Following a study which aims to artificially induce agarwood formation using eight different induction treatments, researchers from the Universiti Brunei Darussalam (UBD) Herbal Research Group detected two aromatic compounds. The fungi used for agarwood induction were newly isolated in Brunei previously by these researchers and included Trichoderma, Exophiala, Cladosporium, Aspergillus and Penicillin sp. In addition, nine fungal strains including Aspergillus, Fusarium, Mucor and Trichosporon were isolated and identified from a naturally infected agarwood, and the last two fungi (Mucor and Trichosporon) have not been previously reported. Further studies are needed to establish if the two fungal strains are of significance to the hostplant-microbe interaction.
Dr Pooja Shivanand Breh from the Faculty of Science (FOS) said, "This project is a trailblazer of local microbial induction studies of agarwood in Brunei. We hope to continue to research the production, yield, formulation and quality studies of agarwood." Other researchers involved in the study "Agarwood formation in Aquilaria beccariana and Aquilaria microcarpa in response to inoculation of newly isolated fungi from Brunei Darussalam" which was published in the journal Biodiversitas include Yumni Haziqah Mohammad, Dr Faizah Metali, Dr Hussein Taha, Nur Bazilah Afifah Matussin, Abdul Muizz Al-Azim Abdul Halim and Abdul Zul'adly Mohaimin.

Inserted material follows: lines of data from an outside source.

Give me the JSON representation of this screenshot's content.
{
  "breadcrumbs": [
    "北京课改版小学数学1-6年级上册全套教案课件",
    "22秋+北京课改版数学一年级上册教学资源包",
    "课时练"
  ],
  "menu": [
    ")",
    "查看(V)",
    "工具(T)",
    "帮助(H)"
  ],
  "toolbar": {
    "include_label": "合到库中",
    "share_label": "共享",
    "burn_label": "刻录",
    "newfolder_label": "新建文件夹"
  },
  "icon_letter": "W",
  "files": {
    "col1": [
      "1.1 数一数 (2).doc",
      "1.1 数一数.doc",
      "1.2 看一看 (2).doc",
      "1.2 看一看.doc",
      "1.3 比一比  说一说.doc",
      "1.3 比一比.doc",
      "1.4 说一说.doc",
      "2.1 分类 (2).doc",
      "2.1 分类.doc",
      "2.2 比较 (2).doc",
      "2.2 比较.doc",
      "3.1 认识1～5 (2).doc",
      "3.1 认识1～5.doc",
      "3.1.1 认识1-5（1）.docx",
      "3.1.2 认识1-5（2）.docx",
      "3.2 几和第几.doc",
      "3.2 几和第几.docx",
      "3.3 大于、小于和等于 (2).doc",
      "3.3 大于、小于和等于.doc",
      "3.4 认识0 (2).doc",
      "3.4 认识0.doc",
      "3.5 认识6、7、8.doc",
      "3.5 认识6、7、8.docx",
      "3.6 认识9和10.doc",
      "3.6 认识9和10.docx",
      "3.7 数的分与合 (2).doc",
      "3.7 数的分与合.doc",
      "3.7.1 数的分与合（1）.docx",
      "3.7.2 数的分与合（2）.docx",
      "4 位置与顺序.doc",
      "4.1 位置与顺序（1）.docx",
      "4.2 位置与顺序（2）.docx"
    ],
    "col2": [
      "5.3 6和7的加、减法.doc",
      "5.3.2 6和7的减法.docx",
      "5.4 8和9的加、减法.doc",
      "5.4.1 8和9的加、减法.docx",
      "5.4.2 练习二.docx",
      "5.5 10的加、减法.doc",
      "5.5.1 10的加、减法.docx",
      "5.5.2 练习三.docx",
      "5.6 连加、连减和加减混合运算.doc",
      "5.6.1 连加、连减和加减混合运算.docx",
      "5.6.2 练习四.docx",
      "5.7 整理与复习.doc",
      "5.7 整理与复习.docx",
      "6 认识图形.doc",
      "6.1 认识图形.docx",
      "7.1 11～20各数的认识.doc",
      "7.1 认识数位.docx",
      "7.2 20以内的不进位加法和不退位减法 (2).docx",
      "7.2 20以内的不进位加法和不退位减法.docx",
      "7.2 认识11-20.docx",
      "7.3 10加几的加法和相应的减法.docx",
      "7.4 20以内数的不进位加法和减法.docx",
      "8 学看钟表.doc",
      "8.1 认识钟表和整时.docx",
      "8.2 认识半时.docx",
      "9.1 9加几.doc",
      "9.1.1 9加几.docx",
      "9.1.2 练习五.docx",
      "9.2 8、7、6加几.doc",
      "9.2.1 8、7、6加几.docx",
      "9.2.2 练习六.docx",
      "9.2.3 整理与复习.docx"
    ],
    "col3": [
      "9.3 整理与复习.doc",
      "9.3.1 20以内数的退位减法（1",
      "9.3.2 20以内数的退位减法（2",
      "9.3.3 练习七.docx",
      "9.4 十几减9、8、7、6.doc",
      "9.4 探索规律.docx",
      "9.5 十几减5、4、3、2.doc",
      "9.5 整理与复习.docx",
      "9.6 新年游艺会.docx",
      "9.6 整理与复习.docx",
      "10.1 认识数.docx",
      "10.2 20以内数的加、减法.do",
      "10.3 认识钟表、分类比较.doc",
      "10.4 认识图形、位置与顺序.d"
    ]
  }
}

The process of natural agarwood formation is very slow, taking from 20 to 40 years. So artificial induction has been investigated recently to speed up the process, reducing it to a few months or up to a couple of years. This time-consuming process and its rarity makes natural agarwood highly valuable. Therefore the research involving trees and microbial infections is a long-term project.
Agarwood from Brunei Darussalam is known as one of the best in Southeast Asia, fetching high prices for its delicate and sweet fragrance. It is used as agar attar and incense, and the oil also serves as the base notes for perfumes and essential oil formulations. It is also used in aromatherapy and traditional herbal medicine. There have been reports of Aquilaria-derived treatments for abdominal pain, vomiting, diarrhea and even asthma.
The interdisciplinary Herbal Research Group is inspired by many of the natural resources available and left undiscovered, particularly in the rainforests of Brunei Darussalam. Among the activities by researchers include extraction and isolation of novel compounds, determination of various biological and pharmacological studies in vitro and in vivo.
At the Herbal Research Laboratory in UBD, researchers evaluate herbs and their products for equality, safety and efficacy as therapeutic agents; investigate herbal extracts for their biological and pharmacological activities; and develop health products derived from natural resources/herbs in due course.